Até mesmo locais como o Vietnã e as Filipinas se tornaram muito caros para alguns.
Enquanto a China encorajou a transferência de algumas indústrias pesadas para o exterior para aliviar o excesso de capacidade e apoiar seu ambicioso plano de infraestrutura “Um Cinturão, Uma Rota” (OBOR, também conhecido como Belt and Road), Pequim apóia menos uma mudança mais ampla.
À medida que as pressões do comércio se intensificam, analistas dizem que a China afrouxará a política nos próximos meses para sustentar o crescimento econômico.
Os investidores também estão observando o quanto Pequim permite que o yuan enfraqueça para compensar as tarifas mais altas dos Estados Unidos. A moeda fortemente gerenciada depreciou cerca de 2% em relação ao dólar desde que as tensões comerciais pioraram no início de maio.

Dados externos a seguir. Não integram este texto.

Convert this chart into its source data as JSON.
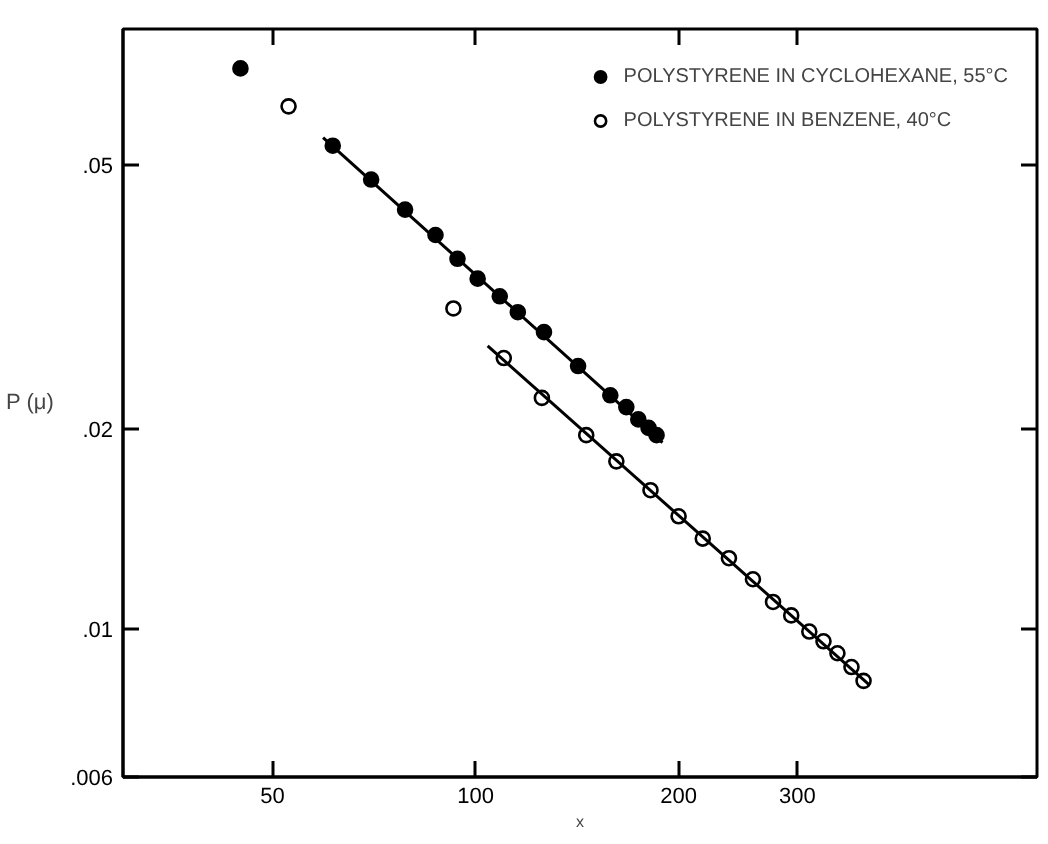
{
  "chart_data": {
    "type": "scatter",
    "xlabel": "x",
    "ylabel": "P (μ)",
    "log": "xy",
    "xlim": [
      30,
      680
    ],
    "ylim": [
      0.006,
      0.08
    ],
    "xticks": [
      50,
      100,
      200,
      300
    ],
    "yticks": [
      {
        "value": 0.05,
        "label": ".05"
      },
      {
        "value": 0.02,
        "label": ".02"
      },
      {
        "value": 0.01,
        "label": ".01"
      },
      {
        "value": 0.006,
        "label": ".006"
      }
    ],
    "grid": false,
    "legend": "top right",
    "series": [
      {
        "name": "POLYSTYRENE IN CYCLOHEXANE, 55°C",
        "color": "#000000",
        "marker": "circle",
        "x": [
          44.8,
          61.4,
          70.0,
          78.6,
          87.2,
          94.0,
          100.7,
          108.6,
          115.5,
          126.3,
          141.9,
          158.4,
          167.3,
          174.3,
          180.5,
          185.5
        ],
        "values": [
          0.0698,
          0.0534,
          0.0475,
          0.0428,
          0.0392,
          0.0361,
          0.0337,
          0.0317,
          0.03,
          0.028,
          0.0249,
          0.0225,
          0.0216,
          0.0207,
          0.0201,
          0.0196
        ]
      },
      {
        "name": "POLYSTYRENE IN BENZENE, 40°C",
        "color": "#000000",
        "marker": "circle",
        "x": [
          52.8,
          92.7,
          110.1,
          125.4,
          145.9,
          161.7,
          181.7,
          200,
          217.2,
          237.5,
          257.8,
          276.1,
          293.8,
          312.5,
          328.0,
          344.0,
          360.9,
          376.1
        ],
        "values": [
          0.0612,
          0.0304,
          0.0256,
          0.0223,
          0.0196,
          0.0179,
          0.0162,
          0.0148,
          0.0137,
          0.0128,
          0.0119,
          0.011,
          0.0105,
          0.00993,
          0.0096,
          0.00921,
          0.00878,
          0.00837
        ]
      },
      {
        "type": "line",
        "marker": "none",
        "color": "#000000",
        "x": [
          59.4,
          189.3
        ],
        "values": [
          0.0549,
          0.0191
        ]
      },
      {
        "type": "line",
        "marker": "none",
        "color": "#000000",
        "x": [
          104.2,
          383.9
        ],
        "values": [
          0.0267,
          0.00825
        ]
      }
    ]
  }
}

Trump e o líder chinês, Xi Jinping, devem se reunir em Osaka na cúpula do G-20 em uma tentativa de redefinir os laços e retomar as negociações comerciais.
E, embora os custos e a mão-de-obra possam ser mais baratos, algumas empresas chinesas com experiência em offshoring dizem que também há desvantagens.
O gerente de fábrica Jiang reclamou da baixa produtividade dos trabalhadores na Birmânia em comparação com a China, das estradas inundadas durante a estação chuvosa e dos cortes de energia de oito a nove horas todos os dias.
“Se não houver uma guerra comercial entre a China e os Estados Unidos, nós definitivamente não teríamos chegado a Mianmar para abrir nossa fábrica”, disse ele.